Доброе прикосновение проняло коня до самого нутра, и он чуть не попросил пса не убирать лапу. Даже бог с ней с лапой – он чуть не попросил обнять его, сжать покрепче, сказать, что все будет хорошо, и не отпускать. Он велел слезам течь внутри, как и советовал Джолиджо, сжал челюсти и, избегая взглядов псов, лишь сказал:
– Да-а-а, товарищ.
– Я тебя понимаю. Но поверь, старый друг, все будет хорошо, – сказал Иуда Доброта Реза, подливая себе.
И почему-то в дымке темной комнаты, впервые с тех пор, когда все стало разваливаться, конь почувствовал, что, быть может, все и правда будет хорошо.
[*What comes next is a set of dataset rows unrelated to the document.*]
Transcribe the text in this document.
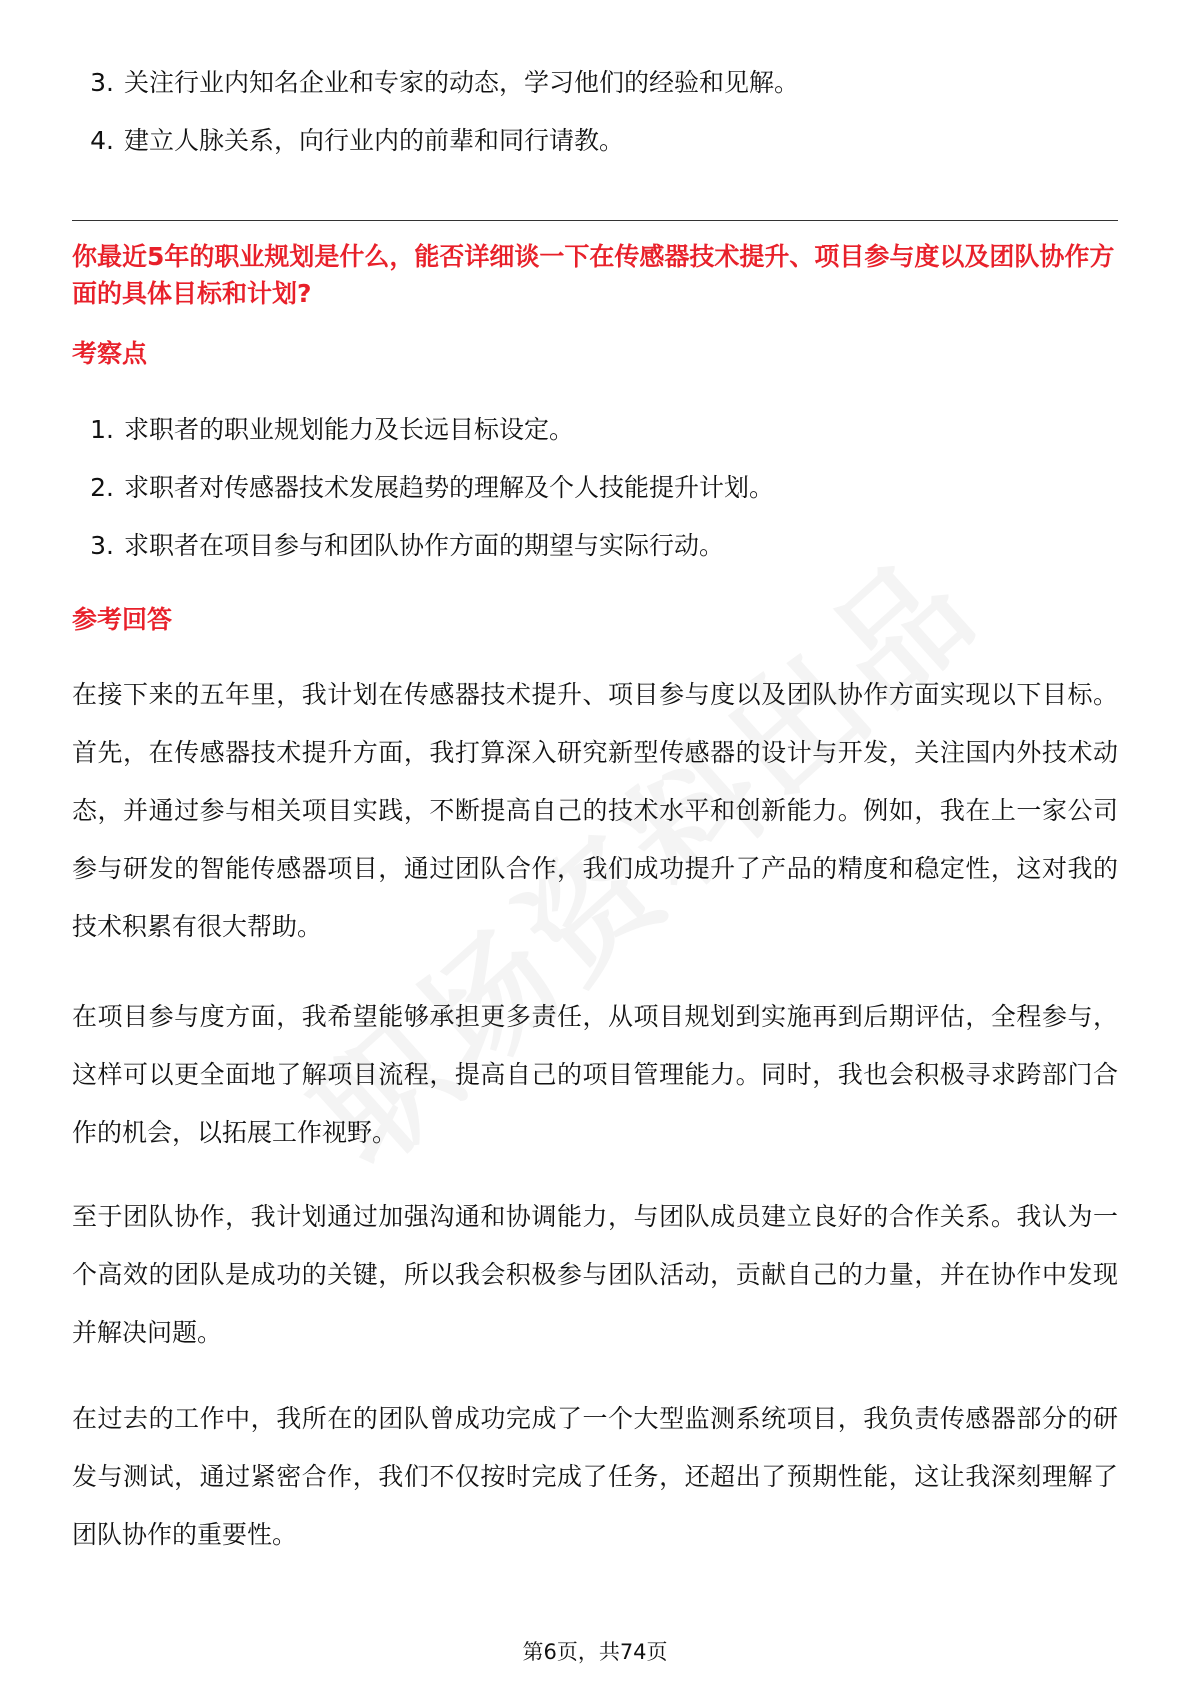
3. 关注行业内知名企业和专家的动态，学习他们的经验和见解。
4. 建立人脉关系，向行业内的前辈和同行请教。
你最近5年的职业规划是什么，能否详细谈一下在传感器技术提升、项目参与度以及团队协作方面的具体目标和计划?
考察点
1. 求职者的职业规划能力及长远目标设定。
2. 求职者对传感器技术发展趋势的理解及个人技能提升计划。
3. 求职者在项目参与和团队协作方面的期望与实际行动。
参考回答

在接下来的五年里，我计划在传感器技术提升、项目参与度以及团队协作方面实现以下目标。首先，在传感器技术提升方面，我打算深入研究新型传感器的设计与开发，关注国内外技术动态，并通过参与相关项目实践，不断提高自己的技术水平和创新能力。例如，我在上一家公司参与研发的智能传感器项目，通过团队合作，我们成功提升了产品的精度和稳定性，这对我的技术积累有很大帮助。

在项目参与度方面，我希望能够承担更多责任，从项目规划到实施再到后期评估，全程参与，这样可以更全面地了解项目流程，提高自己的项目管理能力。同时，我也会积极寻求跨部门合作的机会，以拓展工作视野。

至于团队协作，我计划通过加强沟通和协调能力，与团队成员建立良好的合作关系。我认为一个高效的团队是成功的关键，所以我会积极参与团队活动，贡献自己的力量，并在协作中发现并解决问题。

在过去的工作中，我所在的团队曾成功完成了一个大型监测系统项目，我负责传感器部分的研发与测试，通过紧密合作，我们不仅按时完成了任务，还超出了预期性能，这让我深刻理解了团队协作的重要性。

第6页，共74页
– Эх, товарищи. Уверен, все мы понимаем наше положение, незачем пересказывать козни, о которых мы все прекрасно знаем. В этот самый момент под землей ворочаются кости Освободителей, оглашая для нас время. Время защищать Революцию. Во имя Джидады, конечно же, и под ней я имею в виду ту Джидаду с «–да» и еще одним «–да», ради которой жертвовали собой и гибли товарищи Освободители, а не ту Джидаду ничтожных предателей из Центра Власти, которую не может узнать ни один зверь, – сказал генерал Иуда Доброта Реза, пронзив каждого товарища взглядом.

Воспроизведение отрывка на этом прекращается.